EvoAI used the experimental results as training data to create a high-accuracy protein design model, showcasing remarkable capability in sequence space reconstruction:

  • Model Architecture
    The model combined the pretrained GeoFitness model with the protein language model ESM-2 (Evolutionary Scale Modeling). A Multilayer Perceptron (MLP) was incorporated to predict complex interactions among mutations. The trained model achieved a high prediction accuracy with a Spearman correlation coefficient of 0.91.

  • Designing and Validating New Proteins
    EvoAI designed 10 novel high-scoring protein variants, all of which exhibited significantly improved fold repression (experimental results showing 10- to 38-fold improvements). These results were superior to both the wild-type protein and control designs generated using traditional DMS approaches.

Main Findings

Through the combination of EvoScan’s experimental data and EvoAI’s computational capabilities, the study demonstrated the extreme compressibility of high-dimensional protein sequence space, reducing a theoretical design space of ~10^50 to just 82 anchor points. The findings not only opened new pathways for protein design but also revealed potential simplification mechanisms in biological evolution.

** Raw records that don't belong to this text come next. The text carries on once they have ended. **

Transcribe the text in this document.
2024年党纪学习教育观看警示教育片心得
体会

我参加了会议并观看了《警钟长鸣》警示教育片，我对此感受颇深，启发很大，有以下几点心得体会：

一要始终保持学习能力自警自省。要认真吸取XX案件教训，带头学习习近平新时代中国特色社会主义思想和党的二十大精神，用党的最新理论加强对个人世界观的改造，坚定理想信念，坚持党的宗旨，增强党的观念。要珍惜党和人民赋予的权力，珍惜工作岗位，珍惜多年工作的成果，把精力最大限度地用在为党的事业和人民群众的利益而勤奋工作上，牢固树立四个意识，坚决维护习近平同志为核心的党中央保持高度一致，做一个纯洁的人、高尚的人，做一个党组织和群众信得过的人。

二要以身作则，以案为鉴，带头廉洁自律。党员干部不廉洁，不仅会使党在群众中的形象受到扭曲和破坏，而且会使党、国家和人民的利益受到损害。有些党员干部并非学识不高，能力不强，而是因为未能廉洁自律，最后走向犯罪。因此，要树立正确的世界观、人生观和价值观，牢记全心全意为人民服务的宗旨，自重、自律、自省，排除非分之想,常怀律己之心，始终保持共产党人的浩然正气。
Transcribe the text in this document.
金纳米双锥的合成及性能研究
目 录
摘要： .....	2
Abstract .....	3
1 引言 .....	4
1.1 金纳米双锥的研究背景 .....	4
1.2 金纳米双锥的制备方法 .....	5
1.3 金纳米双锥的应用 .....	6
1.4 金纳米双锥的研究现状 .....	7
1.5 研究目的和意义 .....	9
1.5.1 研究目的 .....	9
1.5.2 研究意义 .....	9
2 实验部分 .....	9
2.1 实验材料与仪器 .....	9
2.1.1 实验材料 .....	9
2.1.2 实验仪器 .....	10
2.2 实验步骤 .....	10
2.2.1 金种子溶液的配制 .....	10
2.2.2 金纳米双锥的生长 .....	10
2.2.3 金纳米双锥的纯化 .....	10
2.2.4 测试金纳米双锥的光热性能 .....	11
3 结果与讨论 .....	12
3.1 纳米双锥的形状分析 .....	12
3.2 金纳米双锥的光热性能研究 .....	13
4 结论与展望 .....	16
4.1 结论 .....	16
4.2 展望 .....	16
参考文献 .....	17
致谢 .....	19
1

Key Highlights and Significance

  1. Extreme Compressibility: The study showed that high-dimensional protein sequence space can be represented and reconstructed through a remarkably small number of anchor points.
  2. Broad Applicability: EvoScan demonstrated versatility in exploring protein-protein, protein-ligand, and protein-nucleic acid interactions.
  3. Efficient Prediction: EvoAI designed variants with significantly enhanced functionality.
  4. Evolutionary Insights: The findings supported the hypothesis that natural selection might leverage sequence space compression mechanisms to optimize functionality.

This technological breakthrough provides a powerful tool for future applications in protein engineering and synthetic biology while also inspiring further exploration in areas such as evolutionary biology.